Eye For Film >> Movies >> Under Construction (2015) Film Review
Under Construction
Reviewed by: Amber Wilkinson
The age-old problems of the partriarchy and wide divisions in social class are examined in Rubaiyat Hossain's Under Construction, this time against the backdrop of urban Bangladesh. On the surface Roya (Shahana Goswami) seems to have a perfectly built life, with a long-standing acting career, businessman husband and sleek apartment equipped with a maid, Moyna (Rikita Nandini Shimu).
But, Hossain's film asks, who exactly has built this? Roya may have helped lay a few bricks but her place in society seems mostly carved out for her, with even her theatre role - Nandini in Tagore's anti-captialist drama Red Oleander - remaining the same for 12 years. Her marriage, too, is less than content, with a baby 'expected' by both her husband (Shahadat Hossai) and mother (Mita Chowdhury), even as Roya starts to consider creating a quite different 'child' of her own.
All the women in Hossain's film have strong viewpoints. Moyna is ready to embrace the role of working wife and mother, even if it means living in dire circumstances, while Roya's mother, having been left by her father, has found a new 'patriarch' in religion, allowing its fundamentalism to dictate her life. The subtle control of men is also exhibited by Roya's husband who, although seeming to be 'modern' on the surface, still exhibits a deep well of passive aggression and emotional manipulation in order to control his wife.
Hossain is no stranger to controversy, with her debut Meherjaan – about a love affair between a Bangladeshi woman and a Pakistani soldier during the 1971 war of independence – pulled from cinemas after a week due to a public outcry. Under Construction is also challenging to masculine dominance in its portrayal of women, as Hossain allows Roya to embrace her freedom, showing intimate details of an affair that is allowed to have a much more positive impact on her life than is more often the case on film.
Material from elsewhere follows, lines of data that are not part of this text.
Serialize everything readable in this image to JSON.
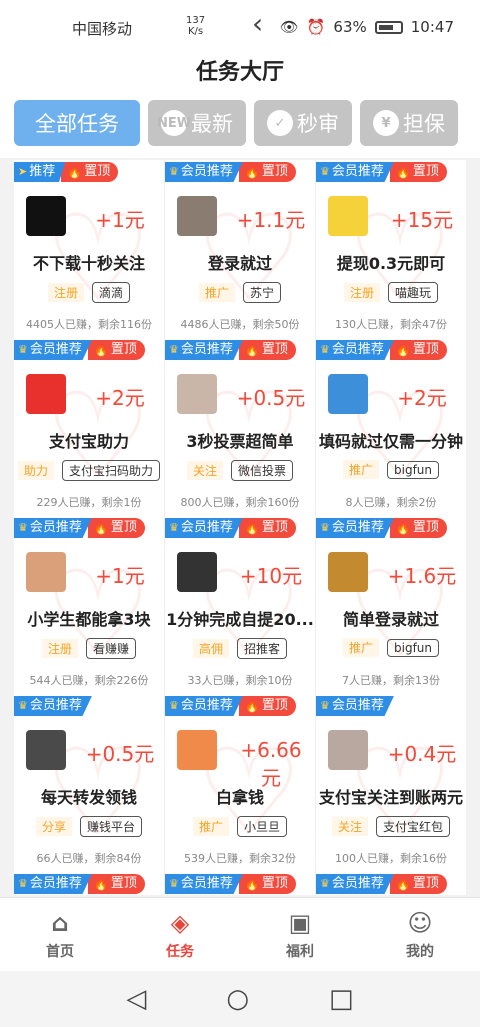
{
  "status": {
    "carrier": "中国移动",
    "net_speed": "137\nK/s",
    "battery": "63%",
    "time": "10:47"
  },
  "page_title": "任务大厅",
  "tabs": [
    {
      "label": "全部任务",
      "icon": ""
    },
    {
      "label": "最新",
      "icon": "NEW"
    },
    {
      "label": "秒审",
      "icon": "✓"
    },
    {
      "label": "担保",
      "icon": "¥"
    }
  ],
  "badges": {
    "member": "会员推荐",
    "recommend": "推荐",
    "top": "置顶"
  },
  "cards": [
    {
      "reward": "+1元",
      "name": "不下载十秒关注",
      "type": "注册",
      "source": "滴滴",
      "stats": "4405人已赚，剩余116份",
      "badge1": "推荐",
      "top": true,
      "thumb": "#111111"
    },
    {
      "reward": "+1.1元",
      "name": "登录就过",
      "type": "推广",
      "source": "苏宁",
      "stats": "4486人已赚，剩余50份",
      "badge1": "会员推荐",
      "top": true,
      "thumb": "#8a7c70"
    },
    {
      "reward": "+15元",
      "name": "提现0.3元即可",
      "type": "注册",
      "source": "喵趣玩",
      "stats": "130人已赚，剩余47份",
      "badge1": "会员推荐",
      "top": true,
      "thumb": "#f5d23a"
    },
    {
      "reward": "+2元",
      "name": "支付宝助力",
      "type": "助力",
      "source": "支付宝扫码助力",
      "stats": "229人已赚，剩余1份",
      "badge1": "会员推荐",
      "top": true,
      "thumb": "#e8302c"
    },
    {
      "reward": "+0.5元",
      "name": "3秒投票超简单",
      "type": "关注",
      "source": "微信投票",
      "stats": "800人已赚，剩余160份",
      "badge1": "会员推荐",
      "top": true,
      "thumb": "#c9b6a8"
    },
    {
      "reward": "+2元",
      "name": "填码就过仅需一分钟",
      "type": "推广",
      "source": "bigfun",
      "stats": "8人已赚，剩余2份",
      "badge1": "会员推荐",
      "top": true,
      "thumb": "#3c8fd8"
    },
    {
      "reward": "+1元",
      "name": "小学生都能拿3块",
      "type": "注册",
      "source": "看赚赚",
      "stats": "544人已赚，剩余226份",
      "badge1": "会员推荐",
      "top": true,
      "thumb": "#d9a07a"
    },
    {
      "reward": "+10元",
      "name": "1分钟完成自提20...",
      "type": "高佣",
      "source": "招推客",
      "stats": "33人已赚，剩余10份",
      "badge1": "会员推荐",
      "top": true,
      "thumb": "#333333"
    },
    {
      "reward": "+1.6元",
      "name": "简单登录就过",
      "type": "推广",
      "source": "bigfun",
      "stats": "7人已赚，剩余13份",
      "badge1": "会员推荐",
      "top": true,
      "thumb": "#c48a30"
    },
    {
      "reward": "+0.5元",
      "name": "每天转发领钱",
      "type": "分享",
      "source": "赚钱平台",
      "stats": "66人已赚，剩余84份",
      "badge1": "会员推荐",
      "top": false,
      "thumb": "#4a4a4a"
    },
    {
      "reward": "+6.66元",
      "name": "白拿钱",
      "type": "推广",
      "source": "小旦旦",
      "stats": "539人已赚，剩余32份",
      "badge1": "会员推荐",
      "top": true,
      "thumb": "#f08a4a"
    },
    {
      "reward": "+0.4元",
      "name": "支付宝关注到账两元",
      "type": "关注",
      "source": "支付宝红包",
      "stats": "100人已赚，剩余16份",
      "badge1": "会员推荐",
      "top": false,
      "thumb": "#b8a8a0"
    },
    {
      "reward": "",
      "name": "",
      "type": "",
      "source": "",
      "stats": "",
      "badge1": "会员推荐",
      "top": true,
      "thumb": ""
    },
    {
      "reward": "",
      "name": "",
      "type": "",
      "source": "",
      "stats": "",
      "badge1": "会员推荐",
      "top": true,
      "thumb": ""
    },
    {
      "reward": "",
      "name": "",
      "type": "",
      "source": "",
      "stats": "",
      "badge1": "会员推荐",
      "top": true,
      "thumb": ""
    }
  ],
  "bottom_nav": [
    {
      "label": "首页",
      "icon": "home-icon",
      "glyph": "⌂"
    },
    {
      "label": "任务",
      "icon": "task-icon",
      "glyph": "◈"
    },
    {
      "label": "福利",
      "icon": "gift-icon",
      "glyph": "▣"
    },
    {
      "label": "我的",
      "icon": "profile-icon",
      "glyph": "☺"
    }
  ],
  "colors": {
    "accent": "#e8443a",
    "tab_active": "#6fb0ef",
    "member_badge": "#2e8de4",
    "top_badge": "#f24a3c"
  }
}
The director also employs dream sequences effectively, to unsettle the atmosphere and suggest Roya's psychological turmoil. While some of the scripting tends towards the melodramatic, Hossain offsets this by giving her film a strong sense of place. The city of Dacca is undergoing rapid change and not everything that is being built is structurally sound - particularly buildings in the sweatshop garment district where Moyna finds herself working. Hossain takes on a lot here in terms of allegory and some of her ideas nudge at the boundaries of believability but she nevertheless remains true to her construct and feminist argument, leaving us to decide what the future holds for the reinvented Roya and, by implication, many women struggling to redefine themselves in non-traditional roles.